The heat index at John F. Kennedy Airport in New York City hit a staggering 107 degrees at 1 p.m. Friday, the highest mark yet during the heat wave that has gripped the Northeast. The temperature in Manhattan's Central Park topped 90 for a sixth straight day and inched down only to 89 by 11 p.m.
Some relief is on the way, meteorologists say. Though temperatures are forecast to hit the 90s again on Saturday, a cold front Saturday night, with the potential to produce severe thunderstorms, is expected to send temperatures throughout the region dropping to the mid-80s on Sunday.

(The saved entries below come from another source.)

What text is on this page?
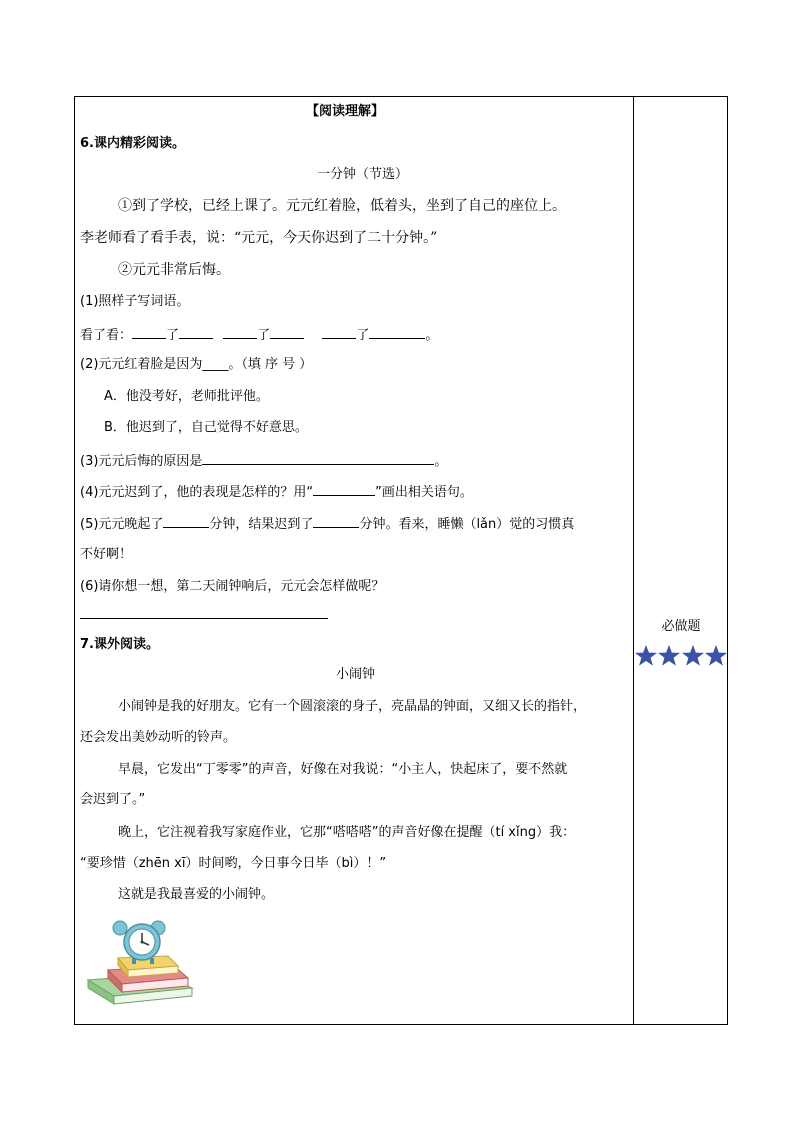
【阅读理解】
6.课内精彩阅读。
一分钟（节选）
①到了学校，已经上课了。元元红着脸，低着头，坐到了自己的座位上。
李老师看了看手表，说：“元元，今天你迟到了二十分钟。”
②元元非常后悔。
(1)照样子写词语。
看了看：	了	了	了	。
(2)元元红着脸是因为____。（填 序 号 ）
A．他没考好，老师批评他。
B．他迟到了，自己觉得不好意思。
(3)元元后悔的原因是	。
(4)元元迟到了，他的表现是怎样的？用“	”画出相关语句。
(5)元元晚起了	分钟，结果迟到了	分钟。看来，睡懒（lǎn）觉的习惯真
不好啊！
(6)请你想一想，第二天闹钟响后，元元会怎样做呢？
7.课外阅读。
小闹钟
小闹钟是我的好朋友。它有一个圆滚滚的身子，亮晶晶的钟面，又细又长的指针，
还会发出美妙动听的铃声。
早晨，它发出“丁零零”的声音，好像在对我说：“小主人，快起床了，要不然就
会迟到了。”
晚上，它注视着我写家庭作业，它那“嗒嗒嗒”的声音好像在提醒（tí xǐng）我：
“要珍惜（zhēn xī）时间哟，今日事今日毕（bì）！”
这就是我最喜爱的小闹钟。
必做题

Consolidated Edison said it broke a record for electricity usage Friday. The utility used 13,214 megawatts at 2 p.m., topping the old mark of 13,189 from July 22, 2011.
The state also set a power record, according to the New York Independent System Operator.
Thousands of customers in upstate New York counties lost power as thunderstorms swept through the region Friday night, National Grid reported. More than 60,000 were still without power early Saturday.
Con Edison said about 1,100 New York City customers were in the dark early Saturday, mostly in Brooklyn and Queens.
Liz Nielsen, who works at Manhattan's David Zwirner art gallery, found a high-tech way to beat the heat: She used a smartphone app to summon Uber, a taxi company that, for a day, was also delivering ice cream.
"It's just so hot. I keep wandering around thinking, where is the oxygen today?" asked Nielson. "I like `on demand' ice cream, especially when it's this hot. I'm sure a lot of people want it right now. We got lucky."
New York City's Department of Homeless Services added more outreach teams to persuade the homeless to leave the baking streets, while Meals-on-Wheels delivered extra water to the elderly and frail. An air quality alert was issued for New York City and Long Island, while Amtrak trains traveling to Manhattan's Penn Station were delayed for hours after the heat caused track issues throughout New England.
Residents of upstate New York did not fare much better.
Greg Simonick, a landscaper in Buffalo, said he'd frequently walk through sprinklers while toiling outside, but would still need to seek refuge indoors every 30 minutes or so.
"I come in the building, find the coolest room and lay on the floor. The tiles are cooler than anything," he said. "I can't complain about hot because it could be blizzarding."
Saratoga Race Course opened as planned for the debut day of the thoroughbred racing season, but extra precautions were in place to take care of the horses. Veterinarians were stationed on the paths while extra ice buckets and water were placed in the jockeys' quarters.